Will Japan Benefit From Massive U.S. Investments?

TOKYO - Japan and the United States advanced economic discussions during their latest summit, agreeing on a new round of large-scale investment exceeding 11 trillion yen, though questions remain over whether the deal will ultimately serve Japan’s national interests.

The agreement represents the second phase of a broader plan in which Japan is expected to invest up to 80 trillion yen in the United States, with the latest tranche totaling as much as 11.5 trillion yen. The investments will focus on building small modular nuclear reactors, constructing new gas-fired power plants, cooperating on the development of rare earth and other mineral resources, and expanding the production of US-based energy.

While the initiative may help Japan diversify its energy sources away from heavy reliance on the Middle East, concerns have emerged over whether such large-scale overseas investments will generate sufficient returns domestically.

Following the summit, a dinner event attended by prominent figures including SoftBank Group Chairman Masayoshi Son and Google CEO Sundar Pichai reflected a celebratory atmosphere, with Prime Minister Takaichi declaring, "Japan is back! Japan will once again lead global innovation." Music from X JAPAN, a band long favored by Takaichi, played during the event, underscoring the cordial tone of the gathering.

The warm reception from the US side is widely seen as tied to Japan’s commitment to major financial contributions. A key highlight of the investment package is the construction of small modular reactors (SMRs), which are significantly more compact than conventional nuclear power plants and require only about one-twentieth of the land area.

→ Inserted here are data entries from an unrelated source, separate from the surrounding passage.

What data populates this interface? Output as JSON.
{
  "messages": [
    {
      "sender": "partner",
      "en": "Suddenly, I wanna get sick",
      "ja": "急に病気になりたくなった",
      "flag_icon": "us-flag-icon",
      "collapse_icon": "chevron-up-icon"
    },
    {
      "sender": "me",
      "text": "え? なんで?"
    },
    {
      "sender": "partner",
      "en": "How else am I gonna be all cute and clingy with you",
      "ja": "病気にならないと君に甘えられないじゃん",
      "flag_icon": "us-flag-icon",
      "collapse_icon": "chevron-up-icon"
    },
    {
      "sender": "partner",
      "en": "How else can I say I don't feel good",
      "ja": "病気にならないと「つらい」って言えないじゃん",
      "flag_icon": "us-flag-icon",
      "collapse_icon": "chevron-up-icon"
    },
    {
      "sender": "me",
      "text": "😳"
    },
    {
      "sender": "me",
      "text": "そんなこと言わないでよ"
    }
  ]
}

The push for nuclear expansion in the United States has accelerated amid growing demand for electricity driven by AI data centers. Japan’s role in financing these projects places it at the center of a rapidly evolving energy strategy. The construction initiative will be led by a joint venture between Hitachi and a US company.

Yajima Koji of the NLI Research Institute described the project as a rare opportunity for Japanese firms, noting that such large-scale investments are uncommon domestically and could provide strong earnings potential for participating companies.

However, Yajima cautioned that the benefits may not flow back to Japan. He suggested that companies are increasingly likely to retain profits earned in US dollars and reinvest them within the US, reducing the likelihood of those funds being repatriated. As a result, he warned that the degree of economic return to Japan could decline.

The investment aligns with the Trump administration’s "America First" policy, effectively positioning Japan as a financial partner supporting US growth. How much this strategy contributes to Japan’s own national interest remains an open question.

The structure of the joint projects highlights a clear division of roles, with Japan providing capital while the United States supplies land, infrastructure, energy resources, and regulatory support.

Nakabayashi Mieko, a professor at Waseda University, pointed out that a broad agreement to invest approximately 550 billion dollars, or around 87 trillion yen, had already been reached in 2025, with the latest announcement representing its second phase. She emphasized that detailed discussions on the projects have not been conducted publicly.

Nakabayashi also raised concerns about profitability and accountability, warning that similar public-private investment schemes in the past have sometimes resulted in inefficient allocation of funds. If public money is involved, she stressed, there must be clear explanations regarding returns and efficiency.

At present, key details such as expected profitability and long-term economic impact remain unclear, leaving unresolved questions over whether the massive investment will ultimately benefit Japan.